Dossier Matériels 3D : Saisir la
réalité
Le travail en 3D n’est plus uniquement virtuel. Les bras
à retour d’effort commencent à se
démocratiser. Manipulant
l’extrémité de ces bras comme
s’il tenait un stylet de sculpteur, l’infographiste
visualise en temps réel la reproduction de son mouvement
dans la scène virtuel. En cas de collision du stylet avec
l’objet virtuel, l’ordinateur envoie un signal aux
moteurs pas à pas du bras qui se bloquent.

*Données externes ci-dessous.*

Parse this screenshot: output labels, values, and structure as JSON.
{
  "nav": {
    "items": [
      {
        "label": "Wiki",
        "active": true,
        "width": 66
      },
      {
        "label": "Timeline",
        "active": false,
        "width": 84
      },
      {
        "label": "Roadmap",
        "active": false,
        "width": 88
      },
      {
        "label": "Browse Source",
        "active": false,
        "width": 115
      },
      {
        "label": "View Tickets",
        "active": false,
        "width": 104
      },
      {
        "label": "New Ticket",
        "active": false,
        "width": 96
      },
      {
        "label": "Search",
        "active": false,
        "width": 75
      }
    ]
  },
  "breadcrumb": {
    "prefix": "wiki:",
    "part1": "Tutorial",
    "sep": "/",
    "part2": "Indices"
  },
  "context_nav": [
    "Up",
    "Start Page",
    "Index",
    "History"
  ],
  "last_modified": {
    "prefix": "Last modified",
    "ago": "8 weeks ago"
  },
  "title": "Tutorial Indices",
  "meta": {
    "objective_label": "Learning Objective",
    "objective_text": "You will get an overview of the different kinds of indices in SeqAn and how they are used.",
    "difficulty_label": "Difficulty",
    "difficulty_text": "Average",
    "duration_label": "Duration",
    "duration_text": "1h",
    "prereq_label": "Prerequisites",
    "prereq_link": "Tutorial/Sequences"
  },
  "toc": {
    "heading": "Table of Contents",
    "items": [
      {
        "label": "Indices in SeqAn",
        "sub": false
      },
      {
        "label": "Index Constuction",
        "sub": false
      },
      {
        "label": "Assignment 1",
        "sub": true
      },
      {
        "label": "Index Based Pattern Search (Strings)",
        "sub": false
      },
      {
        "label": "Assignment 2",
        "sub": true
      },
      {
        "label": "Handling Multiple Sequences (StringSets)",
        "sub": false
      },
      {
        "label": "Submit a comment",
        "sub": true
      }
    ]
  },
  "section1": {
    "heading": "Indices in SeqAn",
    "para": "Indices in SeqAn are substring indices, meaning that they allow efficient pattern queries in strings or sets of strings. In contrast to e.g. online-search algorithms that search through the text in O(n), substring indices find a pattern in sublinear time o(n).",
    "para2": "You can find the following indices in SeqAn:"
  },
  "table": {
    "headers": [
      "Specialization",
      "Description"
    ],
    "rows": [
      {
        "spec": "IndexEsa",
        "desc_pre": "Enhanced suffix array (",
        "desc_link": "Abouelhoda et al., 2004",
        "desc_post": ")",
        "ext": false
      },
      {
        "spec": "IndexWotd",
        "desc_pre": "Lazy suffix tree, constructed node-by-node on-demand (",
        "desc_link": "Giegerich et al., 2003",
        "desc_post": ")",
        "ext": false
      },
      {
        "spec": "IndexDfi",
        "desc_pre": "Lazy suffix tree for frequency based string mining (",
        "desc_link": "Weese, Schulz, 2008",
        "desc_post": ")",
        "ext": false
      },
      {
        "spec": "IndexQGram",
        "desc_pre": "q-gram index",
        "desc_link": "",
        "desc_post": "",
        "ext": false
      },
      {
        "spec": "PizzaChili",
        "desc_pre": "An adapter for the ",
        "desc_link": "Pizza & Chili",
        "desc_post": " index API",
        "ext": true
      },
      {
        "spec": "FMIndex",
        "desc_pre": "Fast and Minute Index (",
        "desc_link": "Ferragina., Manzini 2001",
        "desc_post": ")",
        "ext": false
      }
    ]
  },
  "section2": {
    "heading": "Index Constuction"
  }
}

Cette illusion
d’une résistance de l’objet virtuel, est
nommée retour haptique. En jouant sur le degré de
cette résistance, une matière plus ou moins
souple peut être simulée. Le bras haptique
actuellement le plus diffusé dans le monde de la CAO et de
l’audiovisuel, est le Phantom de Sensable,
commercialisé avec l’excellent programme de
modélisation, FreeForm. La version de base Deskstop est
vendue à moins de 3300 Euros H.T. Il en existe des versions
de plus grande dimension. La start-up Haption issue du CEA,
commercialise le Virtuose, un autre bras haptique disponible en deux
versions, à trois et à six degrés de
liberté.
Un autre domaine où la réalité vient
enrichir le virtuel est la numérisation 3D, très
répandue dans les studios d’images de
synthèse. Les capteurs 3D dédiés
à la numérisation d’objets physiques,
sculptures ou prototypes d’objets, peuvent être
classés en trois catégories. La
première technique s’effectue par contact
d’un stylet électro-magnétique sur la
surface de l’objet. C’est le cas des
très connus produits de la société
Polhemus, qui fabrique par ailleurs des systèmes de motion
capture sur la même base technologique. Ces
systèmes sont précis.
L’opérateur choisit lui-même les points
de l’objet à saisir, ce qui est idéal
lorsqu’il est nécessaire
d’acquérir un maillage avec des lignes de force
bien placées, par exemple en vue d’une animation.
Le
laser fait sa star
Pour des acquisitions rapides, la technique laser s’est
imposée, d’autant plus que les logiciels de
reconstruction de surfaces savent de mieux en mieux lisser, filtrer et
nettoyer les millions de points
générés automatiquement. Ils existent
deux techniques laser principales. La triangulation laser est
réservée aux courtes et moyennes distances, et
convient à la numérisation d’objets et
de scènes de petites dimensions. Cyberware
l’utilise dans ses fameux scanners, qui peuvent saisir une
tête ou un corps complet en quelques secondes. Sont
réputés aussi le vi910 de Minolta,
très rapide, et le Roland, très attractif en
coût. Mensi commercialise de son côté un
laser Soisic S25 permettant la saisie de scènes
jusqu’à 25 mètres, avec la
même technologie, ce qui constitue un record. Pour les
distances plus longues, les scanners laser avec temps de vol sont
pourtant préférés. La distance au
scanner est évaluée à partir du temps
mis par le laser pour faire l’aller et retour entre la source
et le point à mesurer. Le dernier modèle de
Mensi, le GS-100, a ainsi une portée de cent
mètres et celui de Riegl, le LPM-2K, a une portée
record de 2500 mètres.
La troisième technique est devenue suffisamment
opérationelle pour faire une concurrence sérieuse
au laser. Des grilles lumineuses ou des franges
d’interférences sont projetées sur
l’objet puis analysées, comme le scanner Atos de
Gom ou le Comet de Steinbichler. Moins précis, ils sont plus
rapides, leur calibration est plus simple que pour le laser et ils sont
assez robustes.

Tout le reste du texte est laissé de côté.